Survey Finds Higher Volume, Smaller Tickets in '96

Bank brokers found themselves working harder last year to pull in revenue as they handled a higher volume of transactions that were worth less on average than in prior years.

That was among the findings of a survey conducted for the Consumer Bankers Association, an Arlington, Va., trade group.

The study measured investment sales performance at 67 banks, which accounted for 46% of all bank investment sales in 1996. In all, the nation's banks sold $39 billion worth of mutual funds and annuities last year, according to Kenneth Kehrer, a Princeton, N.J., consultant who did the survey.

The survey also found that revenue from bank investment programs increased modestly from 1995, customer complaints were low, and mutual funds gained in popularity at the expense of fixed annuities.

At least one industry expert interpreted the smaller average size of transactions as bad news for banks.

"It would suggest that banks have never really penetrated the market sufficiently to attract the more affluent investors and are simply doing business with an eroding base of customers," said Burton J. Greenwald, a Philadelphia-based mutual fund consultant.

The challenge for banks is to develop the sort of entrepreneurial sales and marketing cultures that have brought success to their nonbank rivals, he said.

Philip Tasho, chief executive of Rimco, the asset management arm of Riggs National Corp., Washington, said banks seem to be conscious that they need new sources of investor business.

Recent acquisitions of investment banks and mutual funds-NationsBank Corp. buying Montgomery Securities; BankAmerica buying Robertson Stephens; and First Union Corp. buying Keystone-apparently support that idea.

"If the average ticket size has drifted downward," Mr. Tasho said, "maybe they've noticed it and are taking action to correct it."

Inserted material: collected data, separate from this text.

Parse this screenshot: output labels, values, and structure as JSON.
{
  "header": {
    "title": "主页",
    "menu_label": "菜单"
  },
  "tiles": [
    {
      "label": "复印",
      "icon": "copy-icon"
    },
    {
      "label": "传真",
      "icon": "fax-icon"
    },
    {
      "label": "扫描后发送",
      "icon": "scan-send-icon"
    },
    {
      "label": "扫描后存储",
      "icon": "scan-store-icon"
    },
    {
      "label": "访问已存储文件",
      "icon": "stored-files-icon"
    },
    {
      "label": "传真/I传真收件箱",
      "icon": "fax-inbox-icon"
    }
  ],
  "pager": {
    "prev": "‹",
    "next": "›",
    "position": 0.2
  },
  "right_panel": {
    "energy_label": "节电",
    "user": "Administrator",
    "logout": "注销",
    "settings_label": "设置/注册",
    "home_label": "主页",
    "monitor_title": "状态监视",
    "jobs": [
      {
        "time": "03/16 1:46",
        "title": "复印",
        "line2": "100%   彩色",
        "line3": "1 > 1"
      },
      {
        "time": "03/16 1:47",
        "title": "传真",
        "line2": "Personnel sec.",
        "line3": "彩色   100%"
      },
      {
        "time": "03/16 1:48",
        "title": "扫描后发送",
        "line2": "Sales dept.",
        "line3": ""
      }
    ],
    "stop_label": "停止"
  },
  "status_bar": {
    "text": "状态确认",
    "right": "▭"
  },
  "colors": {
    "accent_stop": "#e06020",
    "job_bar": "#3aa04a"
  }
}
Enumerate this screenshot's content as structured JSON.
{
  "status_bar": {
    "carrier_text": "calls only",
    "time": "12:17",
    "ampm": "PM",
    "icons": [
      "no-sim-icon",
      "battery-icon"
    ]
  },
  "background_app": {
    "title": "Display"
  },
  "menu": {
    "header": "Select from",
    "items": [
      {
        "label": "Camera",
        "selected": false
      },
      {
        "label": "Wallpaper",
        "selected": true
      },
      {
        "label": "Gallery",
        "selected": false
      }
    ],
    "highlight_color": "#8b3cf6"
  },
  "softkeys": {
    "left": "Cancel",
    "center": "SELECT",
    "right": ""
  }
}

But Mr. Kehrer found some encouraging signs in the results.

Brokers' pay is increasing. The average payout was 34% of commissions, up from 29% in 1995. Productivity was up as well because brokers handled more tickets, he said.

Historically, banks have had lower productivity and paid brokers less than nonbank firms.

"In the past year, productivity improved a lot," Mr. Kehrer said. "Along the way banks paid out a higher proportion of commissions to brokers than they did in the past, and margins shrank a little. They look like they're becoming more like nonbank firms."

Revenue from bank investment programs, measured against retail deposits, was up a modest 8% from 1995 but was up 48% compared with 1994.

Customer complaints fell. The average number of written customer complaints in 1996 was 5.8 for every 10,000 investment transactions, down from 9 in 1995 and the lowest since 1993, the first year the survey measured.

Complaints might range from relatively minor problems like a customer's name being misspelled to more serious ones, like a representative's failure to disclose that investments are not federally insured.

These more important complaints, called sales practices complaints, occurred 2.4 times for every 10,000 transactions. Past years' statistics for sales practices complaints could not be obtained.

One factor contributing to the decline in gripes was the hot stock market, Mr. Kehrer said. "People don't tend to complain when the stock market goes up," he said.

Conversely, the complaint ratio was 14.2 per 10,000 transactions in 1994, a year the bond market had a downturn.

During 1996, mutual funds accounted for 38% of revenue in bank consumer investment programs, up from 33% the previous year, the study found.

Fixed annuity sales, meanwhile, dropped from 40% of the investment mix in 1995 to 30% in 1996. Variable annuities accounted for 16%, and stock and bond sales for 13%.

The survey also found that broker turnover fell to 18% in 1996, from 21% in 1995. That's the lowest level since 1993.